Millennials, born sometime between 1981 and 1996, are in the prime of their lives. For many, the responsibilities of their thirties mirror the needs of their twenties‒job-hunting, promotions, matrimony, and possibly child rearing. The “golden years’’ of retirement are seldom on their minds.

Yet, while retirement is merely a distant point on the horizon for them, their parents (baby-boomers) are entering retirement at an ever-increasing rate.

This carries with it an alternative burden: on-going parental care. To hedge against some of the inevitable frustrations and challenges, Millennials and GenZ owe it to themselves to get ahead of these looming issues. Today these younger generations can make their lives considerably easier by preempting many of the challenges their parents will face as they get deeper into retirement and old-age. Twenty and thirty-year olds must lay the groundwork today that introduces support as their parents enter their “golden” years.

If I’ve learned anything about my grandparents’ retirement, it’s the benefit of introducing assistance earlier rather than later. By assistance, I don’t mean hospice, 24-hour help, or the like. Merely, get them comfortable with having other people advise them and do things for them.

Have a flight to catch and need to get to the airport? Let’s call an Uber. Back pain? Try a massage app. House a little dirty? Pick one of a dozen cleaning apps.

My grandfather, a plumber by trade, refused to have other people fix the house, but he started to love Angie’s List once we all started referring to the helpers as his team. Now we no longer fear him getting on a chair to change a light bulb, a seemingly simple task that leaves many seniors in the hospital.

What I mean to draw attention to is the importance of breaking away from the image of unnecessary ultra-independence. Name a king or queen that didn’t have staff. Instead, let’s create an environment today in which certain day-to-day activities can be delegated to others, without involving children and grandchildren.

We should normalize getting help at every opportunity, whether it’s asking for directions, seeing a new type of doctor, etc. From the feedback of our users and their children at, we have found tech support is an excellent gateway-service that encourages seniors to seek outside-the-family support; it becomes a catalyst for updating a mental paradigm that left many born before 1960 thinking they are perceived as weak, sick, and vulnerable to their friends if they seek even the most benign labor or service from someone outside their family. If Millennials and Generation Z do not lay the foundation today, they will continue on a path that renders them the de facto technician, therapist, and chauffeur for their parents.

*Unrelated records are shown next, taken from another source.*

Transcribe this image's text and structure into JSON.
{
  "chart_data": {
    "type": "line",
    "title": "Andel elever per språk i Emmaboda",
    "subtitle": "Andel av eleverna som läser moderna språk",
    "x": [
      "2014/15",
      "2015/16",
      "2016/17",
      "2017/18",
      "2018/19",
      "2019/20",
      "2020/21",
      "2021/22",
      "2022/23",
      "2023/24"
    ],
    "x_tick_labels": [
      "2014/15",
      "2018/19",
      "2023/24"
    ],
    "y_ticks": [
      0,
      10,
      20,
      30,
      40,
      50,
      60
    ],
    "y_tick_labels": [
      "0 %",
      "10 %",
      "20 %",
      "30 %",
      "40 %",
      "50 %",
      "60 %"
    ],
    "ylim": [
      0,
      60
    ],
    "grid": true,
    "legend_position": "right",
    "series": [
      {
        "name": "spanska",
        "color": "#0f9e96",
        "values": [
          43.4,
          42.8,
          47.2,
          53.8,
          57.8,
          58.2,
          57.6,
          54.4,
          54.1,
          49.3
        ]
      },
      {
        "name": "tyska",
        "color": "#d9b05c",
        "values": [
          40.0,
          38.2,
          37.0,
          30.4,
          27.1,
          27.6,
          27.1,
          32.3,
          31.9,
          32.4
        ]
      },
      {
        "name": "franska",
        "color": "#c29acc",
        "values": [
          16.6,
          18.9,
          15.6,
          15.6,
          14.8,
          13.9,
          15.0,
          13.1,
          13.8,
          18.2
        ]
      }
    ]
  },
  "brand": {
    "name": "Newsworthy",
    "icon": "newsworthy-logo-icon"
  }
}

No one likes computer problems — even the best of us have contemplated launching an iPad out of a window. Apple’s Genius Bar recognized that by creating the first consumerized help experience, albeit just for the Apple ecosystem. Today, generalized digital assistance is available across all platforms, which is particularly helpful for an older population.

As people age, their relationship with technology changes. Constant advances require continuous software updates, password reminders, and lessons on these topics. Yet, we know the adage that you can’t teach an old dog new tricks. Even so, no one is embarrassed to admit they don’t know how to use their computer. Their willingness to admit a gap-in-knowledge ushers in a very effective way to break the ice of “help stubbornness” in older users.

According to AARP, 10,000 people turn 65 every day [1]. As technology continues its path towards an increasingly large part of our lives, its role will continue to introduce anxiety for many seniors — a large group of whom struggle to find Netflix on their newly gifted smart TVs. In fact, most people would rather go to the dentist than learn how to use new technology. Almost 75% of adults 65 and older report needing help to set up their electronic devices [2].

COVID-19 accelerated the world’s use of technology, introducing a new era of web services. Telehealth, Internet-of-Things (IoT), and Zoom were quickly adopted, but even now the technology is in its infancy. What we see regularly is the social impact seniors have on each other, especially in senior living communities. When one senior finds a way to make their life easier, he shares it with one who is afraid to ask for help, and VOILA! Social learning.

Millennials and GenZ need to emphasize to the aging adults in their lives that technology is not to be feared. It is to be used for self-empowerment, and services like make it so they don’t have to walk through difficult digital issues alone; 34.2 million people in the U.S. provide unpaid care to an adult 50 years or older [3]. The stresses of caring for aging parents and relatives can be overwhelming.

Empowering aging adults to achieve a level of comfort around non-family support, and doing so early, not only leads to a higher long-term quality of life, but reduces the stress on the younger generations. Helping a loved one overcome negative perceptions and connotations associated with receiving outside help has paved the way to empowerment in other key areas of their lives including healthcare, mobility, and more.

If done early, introducing smaller forms of assistance today will pay dividends tomorrow, saving time, decreasing stress, and keeping family time family time. Now is the moment for millennials and Generation Z to introduce their parents and grandparents to services that keep them active and safe.